Saturday, 24 October 2009

Sita in the Modern World

Sita in the Modern World



Many years after, several thousand in fact,

after Ravana was reborn in the hierarchies

of capital and its politics of jealousy,

once more she finds herself isolated by his power.

Knowing Rama to be busy and Lakshmana useless,

she fends off snorts and dismissive shrugs

not by tapping unseen powers

nor by retaliation with an icy gaze

nor some verbal rejoinder,

though all these are at her disposal.

No, she greets attacks of this sort

and the ritual of the gang’s hostile chorus,

with the quiet understanding

that is her steady and unflinching purpose.



Maybe somewhere there is a vault

hidden beneath dark arctic wastes

where busy clerks record each snide snub

for posterity in careful, cautious ledgers.

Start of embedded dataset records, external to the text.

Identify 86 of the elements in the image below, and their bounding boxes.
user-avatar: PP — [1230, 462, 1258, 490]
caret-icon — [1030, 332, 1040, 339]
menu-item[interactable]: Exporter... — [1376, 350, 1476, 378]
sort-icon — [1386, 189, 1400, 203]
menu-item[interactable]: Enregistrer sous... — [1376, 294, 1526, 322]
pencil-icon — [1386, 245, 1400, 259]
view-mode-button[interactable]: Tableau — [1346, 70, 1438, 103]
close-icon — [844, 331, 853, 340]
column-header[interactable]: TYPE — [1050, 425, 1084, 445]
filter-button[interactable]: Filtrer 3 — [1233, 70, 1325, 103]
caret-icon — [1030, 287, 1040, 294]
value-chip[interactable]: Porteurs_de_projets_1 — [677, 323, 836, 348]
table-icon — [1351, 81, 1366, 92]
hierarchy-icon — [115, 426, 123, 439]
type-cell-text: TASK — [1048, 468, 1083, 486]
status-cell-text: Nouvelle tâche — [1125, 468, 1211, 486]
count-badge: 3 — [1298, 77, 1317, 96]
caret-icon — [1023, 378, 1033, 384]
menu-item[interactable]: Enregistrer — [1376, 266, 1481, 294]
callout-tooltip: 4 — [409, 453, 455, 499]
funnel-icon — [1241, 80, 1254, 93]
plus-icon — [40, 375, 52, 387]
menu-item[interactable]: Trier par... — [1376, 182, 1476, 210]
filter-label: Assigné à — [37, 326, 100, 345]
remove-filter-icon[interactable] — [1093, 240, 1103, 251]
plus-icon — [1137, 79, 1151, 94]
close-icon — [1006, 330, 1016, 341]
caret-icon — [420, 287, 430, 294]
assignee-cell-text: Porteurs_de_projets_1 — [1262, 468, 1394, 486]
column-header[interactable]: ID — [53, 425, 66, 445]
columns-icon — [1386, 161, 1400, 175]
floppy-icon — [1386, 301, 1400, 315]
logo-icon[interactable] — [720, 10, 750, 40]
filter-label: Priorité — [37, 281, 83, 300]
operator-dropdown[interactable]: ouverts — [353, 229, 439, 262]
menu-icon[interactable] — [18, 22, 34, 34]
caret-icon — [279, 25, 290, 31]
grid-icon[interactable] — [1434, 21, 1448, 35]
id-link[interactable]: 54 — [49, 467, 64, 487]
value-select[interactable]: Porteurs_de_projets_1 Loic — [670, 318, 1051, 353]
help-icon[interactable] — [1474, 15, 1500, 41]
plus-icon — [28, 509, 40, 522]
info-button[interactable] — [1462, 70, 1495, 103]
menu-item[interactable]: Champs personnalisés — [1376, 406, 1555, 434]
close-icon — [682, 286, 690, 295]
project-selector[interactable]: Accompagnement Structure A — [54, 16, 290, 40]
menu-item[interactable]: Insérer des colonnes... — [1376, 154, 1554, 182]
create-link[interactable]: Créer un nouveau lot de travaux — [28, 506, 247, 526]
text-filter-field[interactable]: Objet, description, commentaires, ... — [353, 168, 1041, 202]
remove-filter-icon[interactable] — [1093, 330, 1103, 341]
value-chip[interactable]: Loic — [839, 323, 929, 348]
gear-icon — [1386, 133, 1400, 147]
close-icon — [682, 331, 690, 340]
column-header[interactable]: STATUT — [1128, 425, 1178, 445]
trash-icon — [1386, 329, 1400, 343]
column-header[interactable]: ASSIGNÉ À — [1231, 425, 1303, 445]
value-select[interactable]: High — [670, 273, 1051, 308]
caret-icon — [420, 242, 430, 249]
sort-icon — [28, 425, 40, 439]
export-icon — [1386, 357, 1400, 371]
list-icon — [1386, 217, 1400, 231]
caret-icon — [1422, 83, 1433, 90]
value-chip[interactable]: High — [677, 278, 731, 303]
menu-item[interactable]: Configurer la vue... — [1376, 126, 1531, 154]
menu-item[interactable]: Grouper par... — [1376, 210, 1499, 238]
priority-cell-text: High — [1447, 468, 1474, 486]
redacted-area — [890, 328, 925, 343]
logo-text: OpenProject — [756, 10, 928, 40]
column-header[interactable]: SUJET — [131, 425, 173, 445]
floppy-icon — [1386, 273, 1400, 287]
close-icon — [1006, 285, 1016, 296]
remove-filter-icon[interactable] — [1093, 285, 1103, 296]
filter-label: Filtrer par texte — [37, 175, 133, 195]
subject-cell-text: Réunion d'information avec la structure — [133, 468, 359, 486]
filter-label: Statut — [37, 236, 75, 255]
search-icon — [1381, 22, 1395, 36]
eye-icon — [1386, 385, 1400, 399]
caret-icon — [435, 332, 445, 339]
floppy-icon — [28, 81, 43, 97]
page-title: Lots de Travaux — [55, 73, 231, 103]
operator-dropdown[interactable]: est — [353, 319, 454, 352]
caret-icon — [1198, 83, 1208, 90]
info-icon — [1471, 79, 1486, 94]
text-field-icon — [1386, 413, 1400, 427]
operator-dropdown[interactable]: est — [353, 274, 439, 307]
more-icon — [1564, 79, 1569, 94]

If so, she knows nothing of these

fault finders and would care less;

future reckonings of right and wrong

before crestfallen villains in the dock

are no concern of hers at all.

So, sitting patiently in her neat suit,

she lets the insults flow on as they will,

comes through their buffeting like a statue,

unchanging and resolute.



Perhaps from time to time she permits

brief inner visions of herself as superhero

winking to an imagined camera

as she speeds on through the air.

But these are small aberrations

in her unswerving mission to bring care

to the tormented butterflies hidden all about her.